I realized I was entirely responsible for the situation and the way to get free from my insecurities was to work on that essential quality for any devotee who wishes to meet with success on the path: Non-judgment.
At some point in the next couple of months, I decided that the ashram wasn’t for me. I had learned some valuable lessons there but some indefinable force was drawing me out again. I went back to my home town and moved in with my mom. About a year went by and one morning I awoke with the clear realization that I was ready for a spiritual relationship. To put it more truthfully, I was lonely.
When I finally decided to make the trip to visit Ananda Village, I saw how sincerely the yogic householder path was embraced there and that it was clearly producing great saints. Within two years I had met and married a wonderful soul named Melody.
One night, during our first six months together, we were walking home under the moonlight after a very blessed Kriya Ceremony. We were speaking of monasticism and our mutual attraction to it, and wondering why we had chosen to be together rather than become complete renunciates. Then we had an experience that clarified everything I had encountered thus far on the path.
We felt simultaneously that we had very likely embraced monasticism in past lives but we had held judgmental attitudes towards those who had chosen to become householders. We had looked down upon it as some kind of lower path. Thus, in this life we were born with the inescapable karmic desire for a spiritual relationship in order to learn that anyone can find God provided their yearning is deep enough and the effort is made.
Now we have an eight month old son who is teaching us many more priceless lessons of responsibility, humility, and selfless love. The truth has become clear that wherever God puts His devotees is the very place they will find their salvation. And if we hold judgment against another for their choice of lifestyle, it is quite likely that we are signing up for that very position!

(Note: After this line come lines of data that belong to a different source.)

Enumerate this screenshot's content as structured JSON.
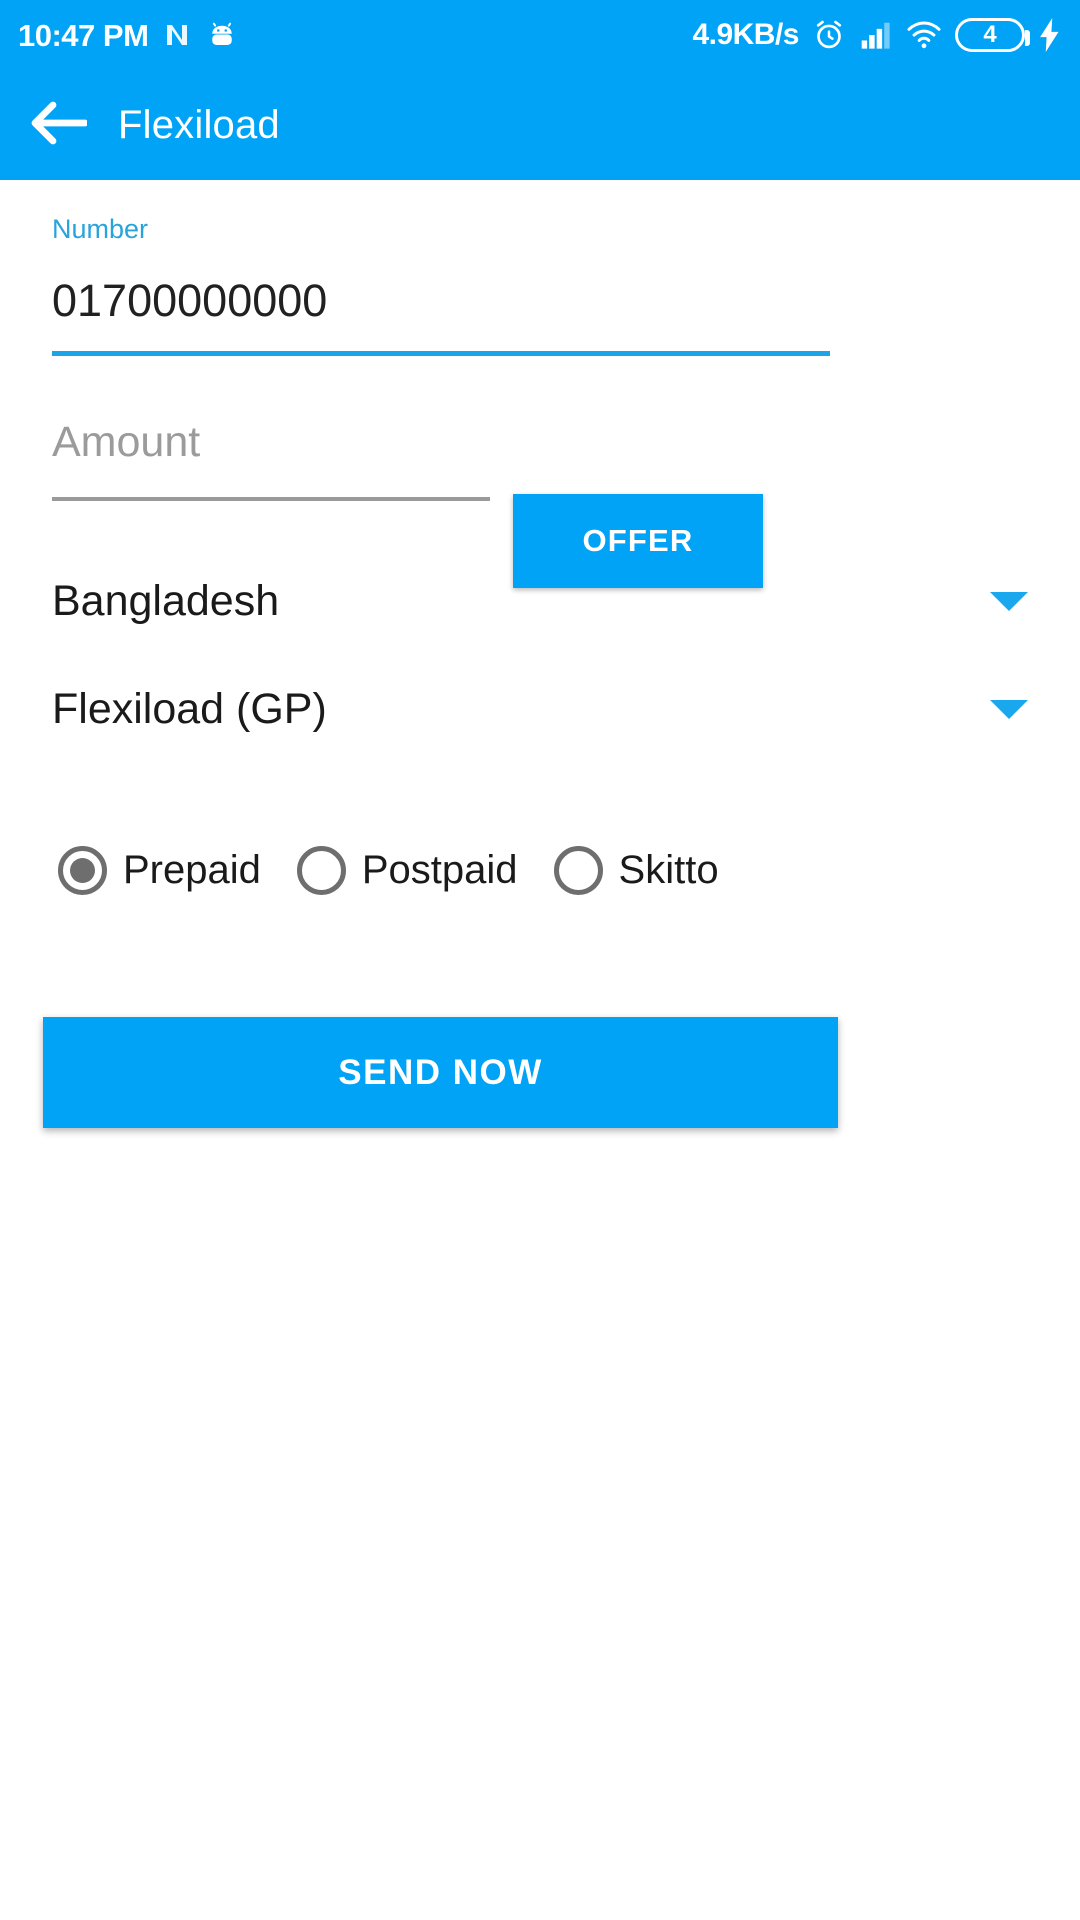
{
  "status_bar": {
    "time": "10:47 PM",
    "network_speed": "4.9KB/s",
    "battery_level": "4",
    "icons": [
      "nfc-icon",
      "android-robot-icon",
      "alarm-icon",
      "signal-icon",
      "wifi-icon",
      "battery-icon",
      "charging-bolt-icon"
    ],
    "background_color": "#00A3F5",
    "foreground_color": "#FFFFFF"
  },
  "app_bar": {
    "title": "Flexiload",
    "back_icon": "arrow-left-icon",
    "background_color": "#00A3F5"
  },
  "form": {
    "number_field": {
      "label": "Number",
      "value": "01700000000",
      "label_color": "#29A3DC",
      "underline_color": "#1CA4EA"
    },
    "amount_field": {
      "placeholder": "Amount",
      "value": "",
      "underline_color": "#9A9A9A"
    },
    "offer_button": {
      "label": "OFFER",
      "background_color": "#00A3F5"
    },
    "country_spinner": {
      "value": "Bangladesh",
      "caret_icon": "chevron-down-icon",
      "caret_color": "#19A7EE"
    },
    "operator_spinner": {
      "value": "Flexiload (GP)",
      "caret_icon": "chevron-down-icon",
      "caret_color": "#19A7EE"
    },
    "connection_type": {
      "options": [
        {
          "label": "Prepaid",
          "selected": true
        },
        {
          "label": "Postpaid",
          "selected": false
        },
        {
          "label": "Skitto",
          "selected": false
        }
      ],
      "radio_color": "#6E6E6E"
    },
    "send_button": {
      "label": "SEND NOW",
      "background_color": "#00A3F5"
    }
  }
}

One of the many great truths of the Bhagavad Gita is expressed in verse 6:31: “That yogi rests forever centered in me who, whatever his outward way of living, sees Me at the heart of all beings.” How can we judge anyone when we remember that God dwells equally in all? We are all His children and the birthmark of the Infinite is on our brows! In does not matter what roll we play in life, householder or monk, provided that we live our lives as an offering of service and devotion, of meditation and God-remembrance. As we learn to love and serve God in everyone, His grace will dissolve our weaknesses. It will free us from all bondage and make us instruments for the Light!